While she started in that field, her career soon led her into being an opera singer in New York City. She sang for the New York City Opera National Company, New York Gilbert & Sullivan Players, DiCapo Opera, Liederkranz Opera, American Opera Projects and the Light Opera of New Jersey. 

She described opera life being very deceptive because it is all based on presenting an illusion to the audience: “It’s tough, it’s a killer business. But the thing I would say is what you see on stage seems like a very glamorous life, but it’s actually pretty disgusting backstage.”

She is especially passionate about the overall performing arts and opera crisis during the pandemic because it takes a negative toll on all the performers. 

Surprisingly, while performing, she worked on a Wall Street trading floor as a day job. She did this for a long time while she was a performer.

When she was ready to take the next step in her career, she joined the school from a long term sub position recommended by the late Mrs. Passaro. She was living in Jersey City and had never heard of New Providence, but it didn’t take long for her to fall in love with it. 

Mrs. Kirkland estimates that she has taught thousands of students in her long stretch of teaching at NP, some of whom have gone on to their own careers in music or music education.  Her biggest advice to students who want to make a career out of performing is: “If you want a big position, there aren’t many. You have to work hard and be persistent. You have to have really thick skin especially with social media, lots of negative feedback.”

Currently the Department Head of Music and Performing Arts, Mrs.

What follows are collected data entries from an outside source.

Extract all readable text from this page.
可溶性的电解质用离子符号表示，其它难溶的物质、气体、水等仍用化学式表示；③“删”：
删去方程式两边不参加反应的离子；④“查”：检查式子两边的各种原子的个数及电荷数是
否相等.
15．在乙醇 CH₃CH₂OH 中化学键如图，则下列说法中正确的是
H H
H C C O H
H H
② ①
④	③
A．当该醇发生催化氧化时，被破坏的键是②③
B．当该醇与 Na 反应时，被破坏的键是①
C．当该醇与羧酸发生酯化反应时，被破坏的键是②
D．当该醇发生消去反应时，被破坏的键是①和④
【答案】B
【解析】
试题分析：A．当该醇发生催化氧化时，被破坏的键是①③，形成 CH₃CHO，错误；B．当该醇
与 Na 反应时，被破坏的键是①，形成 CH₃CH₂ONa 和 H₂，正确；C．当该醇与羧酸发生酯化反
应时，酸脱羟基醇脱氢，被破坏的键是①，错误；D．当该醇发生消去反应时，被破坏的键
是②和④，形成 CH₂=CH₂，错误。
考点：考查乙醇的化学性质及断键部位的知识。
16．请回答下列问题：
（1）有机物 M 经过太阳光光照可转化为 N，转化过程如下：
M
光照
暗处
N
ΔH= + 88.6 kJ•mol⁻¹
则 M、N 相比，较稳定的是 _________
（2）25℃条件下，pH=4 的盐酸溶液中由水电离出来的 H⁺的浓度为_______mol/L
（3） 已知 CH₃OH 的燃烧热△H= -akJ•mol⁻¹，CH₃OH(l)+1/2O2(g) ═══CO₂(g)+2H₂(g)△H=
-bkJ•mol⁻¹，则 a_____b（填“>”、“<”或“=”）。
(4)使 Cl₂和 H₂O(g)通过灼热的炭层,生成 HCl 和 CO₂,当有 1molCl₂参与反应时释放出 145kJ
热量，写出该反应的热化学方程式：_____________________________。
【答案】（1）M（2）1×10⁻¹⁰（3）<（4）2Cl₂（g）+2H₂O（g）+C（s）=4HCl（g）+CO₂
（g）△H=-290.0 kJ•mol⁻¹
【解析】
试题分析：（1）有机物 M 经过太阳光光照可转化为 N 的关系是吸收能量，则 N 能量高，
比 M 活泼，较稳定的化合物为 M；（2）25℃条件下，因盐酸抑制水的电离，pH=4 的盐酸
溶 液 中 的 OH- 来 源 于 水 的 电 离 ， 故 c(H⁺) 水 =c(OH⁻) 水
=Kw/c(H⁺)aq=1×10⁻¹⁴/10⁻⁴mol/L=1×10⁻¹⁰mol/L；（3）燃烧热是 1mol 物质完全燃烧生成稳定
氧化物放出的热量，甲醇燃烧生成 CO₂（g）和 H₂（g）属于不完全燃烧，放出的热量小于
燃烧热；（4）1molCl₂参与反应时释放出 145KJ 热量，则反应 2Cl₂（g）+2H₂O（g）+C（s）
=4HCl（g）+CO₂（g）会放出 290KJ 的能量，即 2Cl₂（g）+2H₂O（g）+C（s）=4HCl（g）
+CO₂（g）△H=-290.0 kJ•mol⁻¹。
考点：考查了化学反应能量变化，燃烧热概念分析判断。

Kirkland says her job is now a little different than just being a teacher: “I get a broader perspective of what is happening across the department. But also the stuff that goes on behind the scenes, like ordering things people need.”

In her little free time, she enjoys seeing her niece and nephew, friends, or attending concerts. At home she will garden or find a good series to watch on TV. 

While she loves attending concerts, she has trouble picking a favorite performance because of how many she has been to. However, she thinks some of the voice recitals she has produced at the High School have been some of her favorites. 

Mrs. Kirkland’s transition from opera singer to high school teacher helped her gain appreciation for the people around her, and she has shown this through her own classroom.  Not only  is she able to provide her students with musical support and advice, but she has a tradition that shows how much her students mean to her.  As they go off to college, she marks their destination on a map.  She has landed in New Providence, but she has helped others fly away to find their own interesting detours.